However, a tail is actually a negative signal of the smarts and strength of a peacock. If a peacock has been able to survive with a major defect like a big tail, it must be really strong and smart. A tail is an easily observable negative signal of peacock qualities that would otherwise take a lifetime of observation to discern.
Kevin argues that the feathers in a startup’s tail can
“include a high quality board of advisors, a good law firm, a good bank, management with a past track record, or the first paying customer. While all of these things can be very valuable to a startup company, their value to a venture investor can appear out of proportion to the value they bring through their work. As a result, sometimes it may appear that management is sacrificing the long term goals of the company to establish the feathers necessary to get funded. In that case, they really can be peacock feathers — things that may slow down long term success, but that only good companies can take on. In certain models where significant funding can make the difference between success and failure, those actions may be required to succeed at all.”

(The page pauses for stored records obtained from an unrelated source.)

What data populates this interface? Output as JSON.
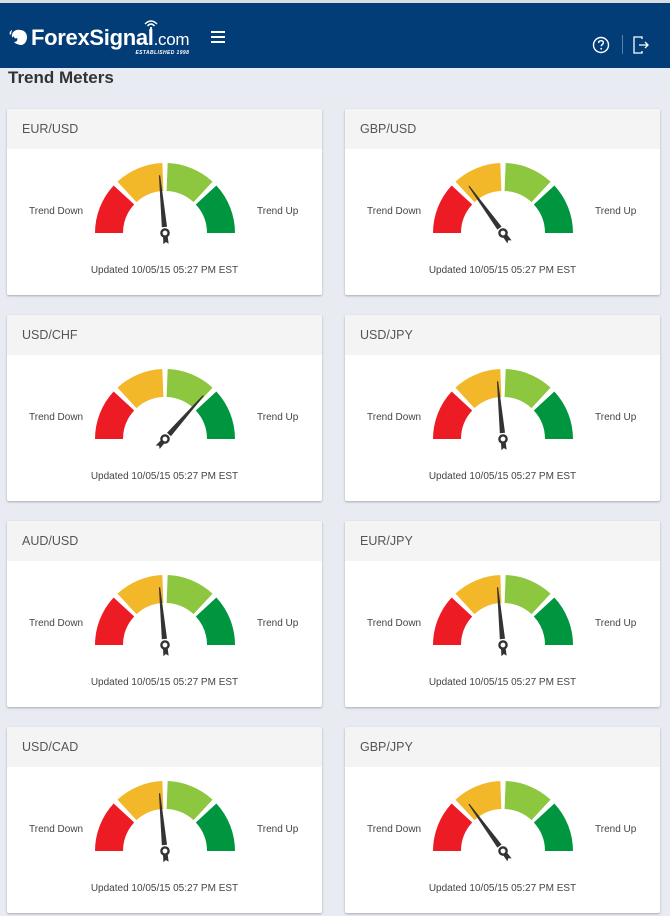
{
  "header": {
    "logo_text": "ForexSignal",
    "logo_suffix": ".com",
    "logo_tagline": "ESTABLISHED 1998",
    "menu_icon": "hamburger-icon",
    "help_icon": "help-circle-icon",
    "logout_icon": "logout-icon",
    "background_color": "#033d77"
  },
  "page": {
    "title": "Trend Meters"
  },
  "gauge_colors": [
    "#ed1c24",
    "#f3b72a",
    "#8dc63f",
    "#00963f"
  ],
  "labels": {
    "trend_down": "Trend Down",
    "trend_up": "Trend Up"
  },
  "meters": [
    {
      "pair": "EUR/USD",
      "value": 47,
      "updated": "Updated 10/05/15 05:27 PM EST"
    },
    {
      "pair": "GBP/USD",
      "value": 30,
      "updated": "Updated 10/05/15 05:27 PM EST"
    },
    {
      "pair": "USD/CHF",
      "value": 73,
      "updated": "Updated 10/05/15 05:27 PM EST"
    },
    {
      "pair": "USD/JPY",
      "value": 47,
      "updated": "Updated 10/05/15 05:27 PM EST"
    },
    {
      "pair": "AUD/USD",
      "value": 47,
      "updated": "Updated 10/05/15 05:27 PM EST"
    },
    {
      "pair": "EUR/JPY",
      "value": 47,
      "updated": "Updated 10/05/15 05:27 PM EST"
    },
    {
      "pair": "USD/CAD",
      "value": 47,
      "updated": "Updated 10/05/15 05:27 PM EST"
    },
    {
      "pair": "GBP/JPY",
      "value": 30,
      "updated": "Updated 10/05/15 05:27 PM EST"
    }
  ]
}
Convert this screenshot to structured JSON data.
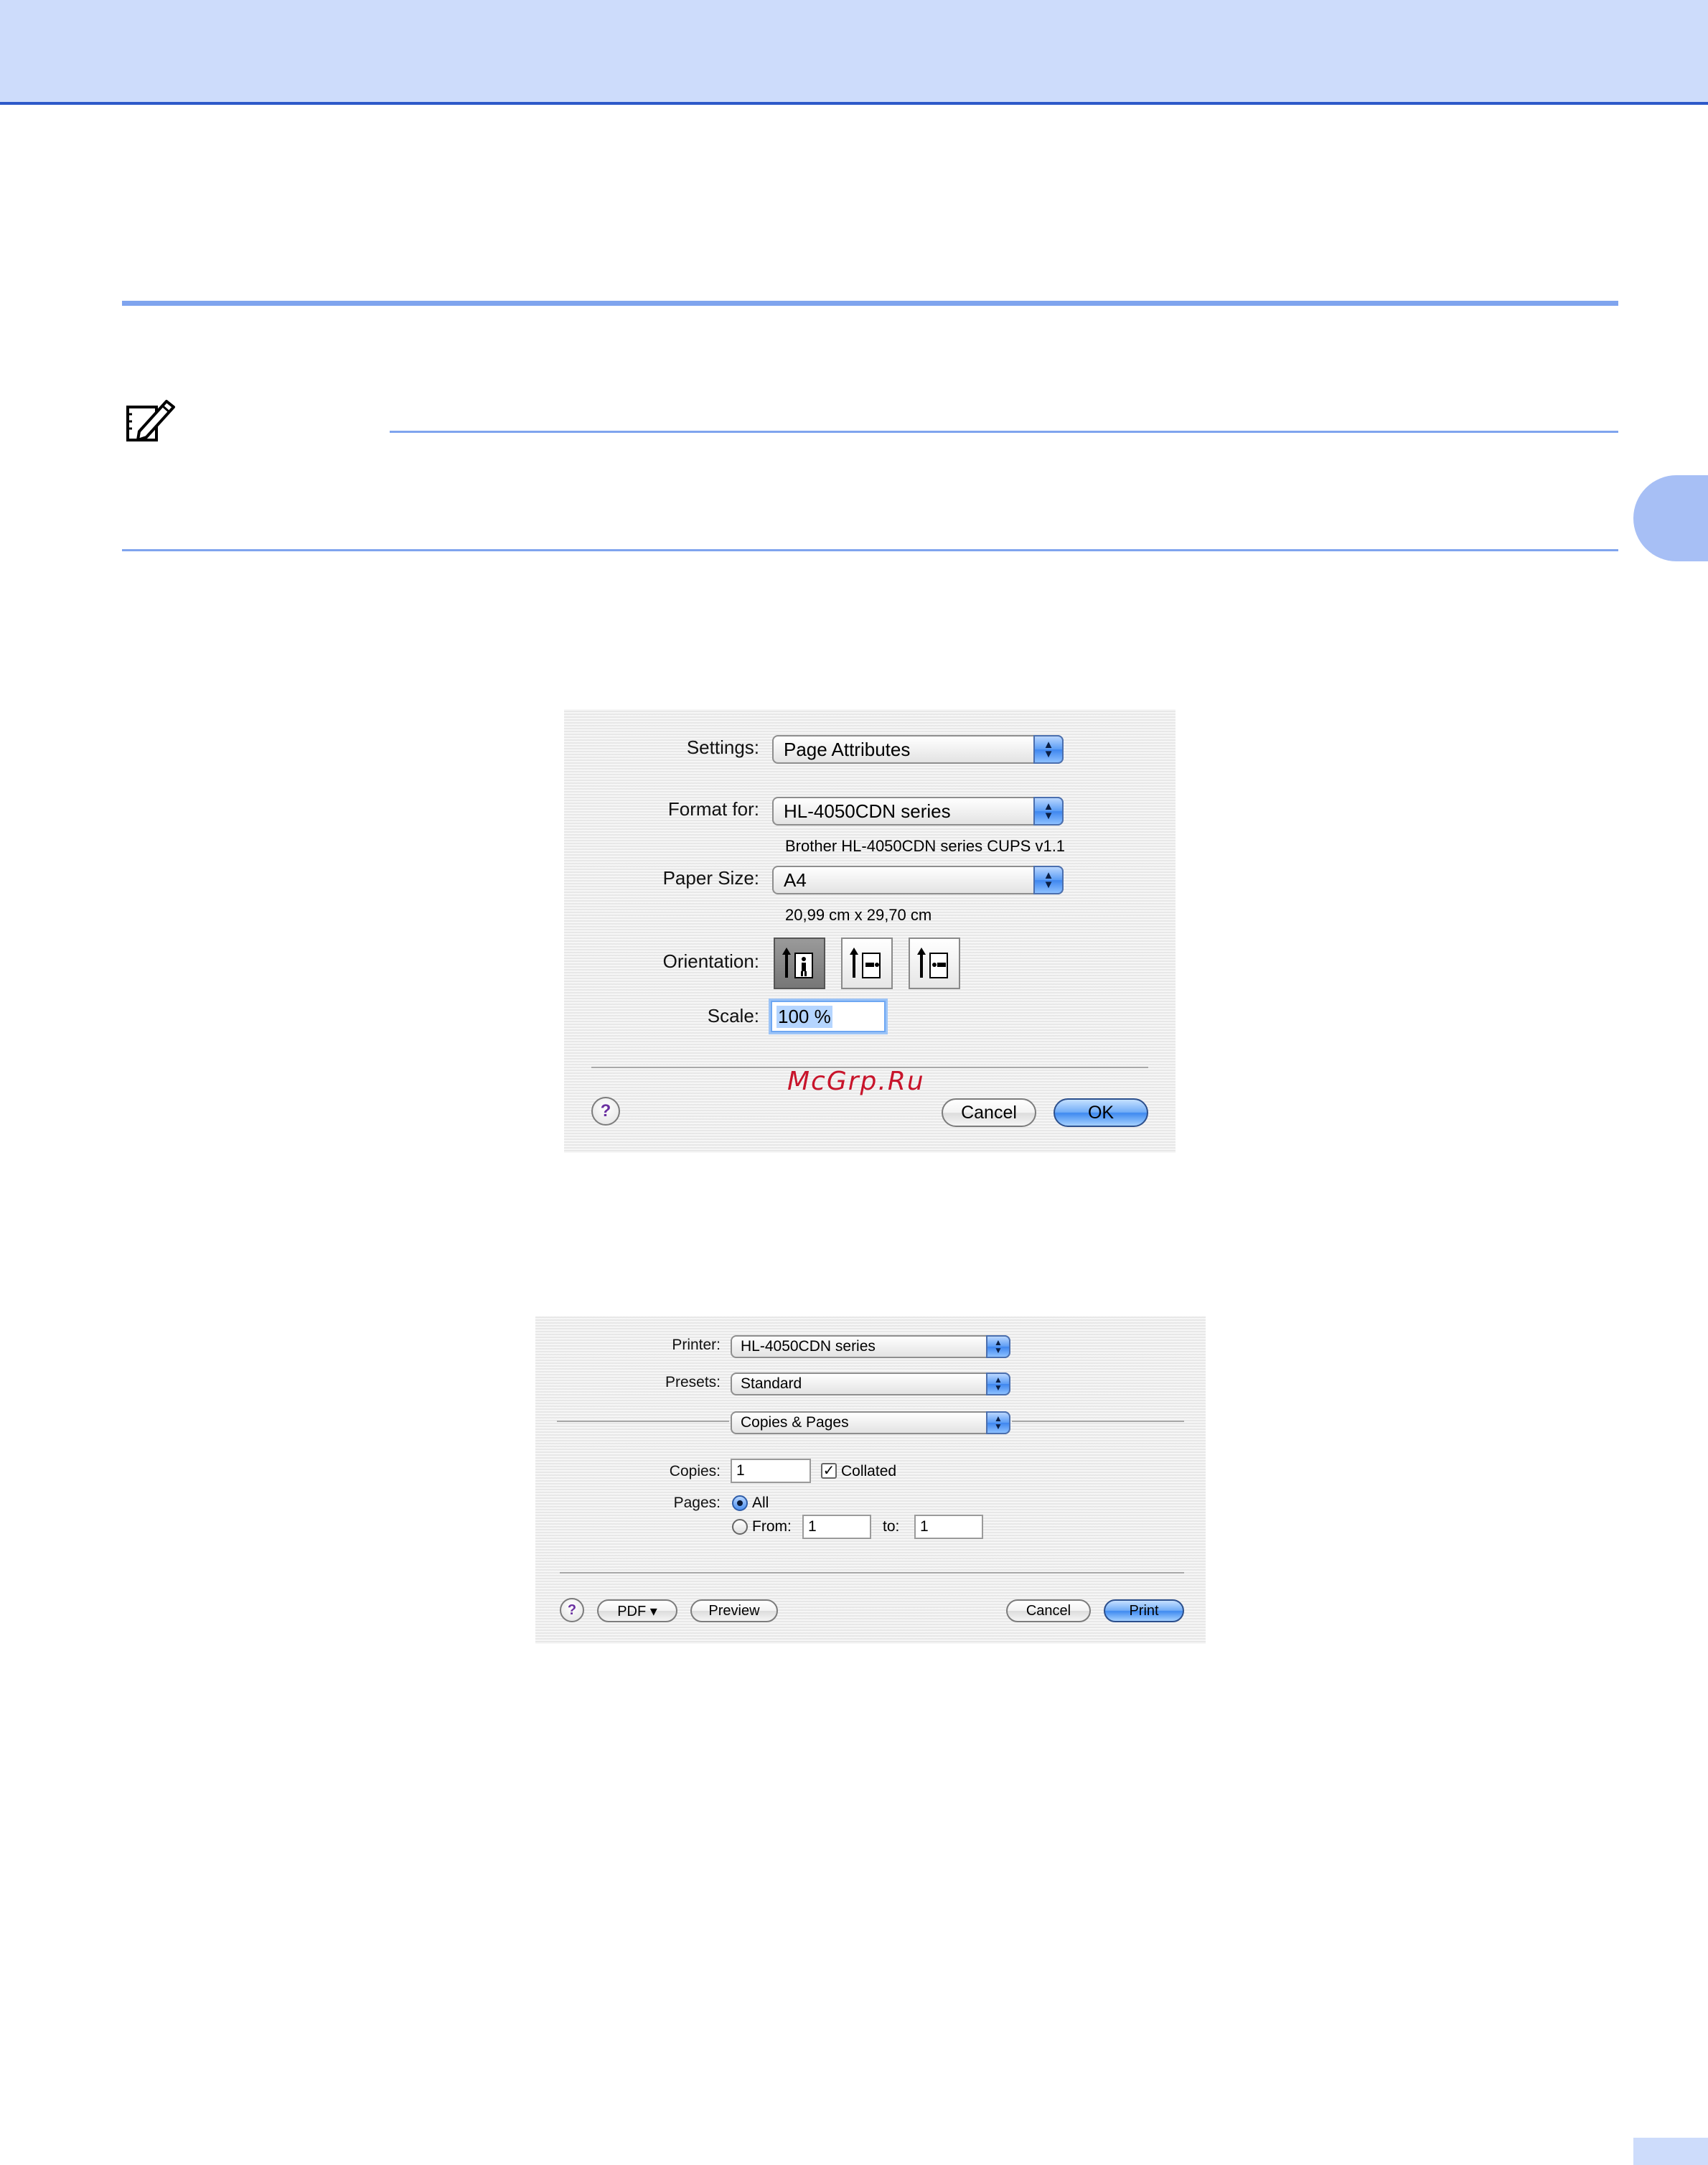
{
  "page_setup": {
    "settings": {
      "label": "Settings:",
      "value": "Page Attributes"
    },
    "format_for": {
      "label": "Format for:",
      "value": "HL-4050CDN series",
      "description": "Brother HL-4050CDN series CUPS v1.1"
    },
    "paper_size": {
      "label": "Paper Size:",
      "value": "A4",
      "dimensions": "20,99 cm x 29,70 cm"
    },
    "orientation": {
      "label": "Orientation:",
      "options": [
        "portrait",
        "landscape",
        "reverse-landscape"
      ],
      "selected": "portrait"
    },
    "scale": {
      "label": "Scale:",
      "value": "100 %"
    },
    "help": "?",
    "cancel_label": "Cancel",
    "ok_label": "OK"
  },
  "watermark": "McGrp.Ru",
  "print_dialog": {
    "printer": {
      "label": "Printer:",
      "value": "HL-4050CDN series"
    },
    "presets": {
      "label": "Presets:",
      "value": "Standard"
    },
    "panel": {
      "value": "Copies & Pages"
    },
    "copies": {
      "label": "Copies:",
      "value": "1",
      "collated_label": "Collated",
      "collated_checked": true
    },
    "pages": {
      "label": "Pages:",
      "all_label": "All",
      "from_label": "From:",
      "from_value": "1",
      "to_label": "to:",
      "to_value": "1",
      "selected": "All"
    },
    "help": "?",
    "pdf_label": "PDF ▾",
    "preview_label": "Preview",
    "cancel_label": "Cancel",
    "print_label": "Print"
  },
  "colors": {
    "banner": "#cddcfb",
    "accent_rule": "#7fa4ee",
    "chapter_tab": "#a7bff5",
    "default_button": "#3f8af0",
    "watermark": "#c8142b"
  }
}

A “high quality board of advisors, a good law firm, a good bank,” are all nice to have but I don’t believe most investors take any of these factors too seriously. “Management with a past track record, or the first paying customer” are obviously very important but it is not wise to use them as signals. Good management and paying customers simply reduce the investor’s uncertainty before he invests. Good management and paying customers answer questions like “Am I going to be able to get a good CEO to run this business I like?” and “Is anybody going to pay for this #@!)?!#@ thing?”
I don’t think good investors look at signals and I don’t think Kevin is advocating they should. Smart investors judge a market opportunity and then try to reduce their uncertainty of the elements they need to attack that market: a good team, good technology, weaker competition, and so on. But I do agree that companies may have to make their tails prettier to attract investors in future rounds who may have different investment criteria. Such as a momentum investor.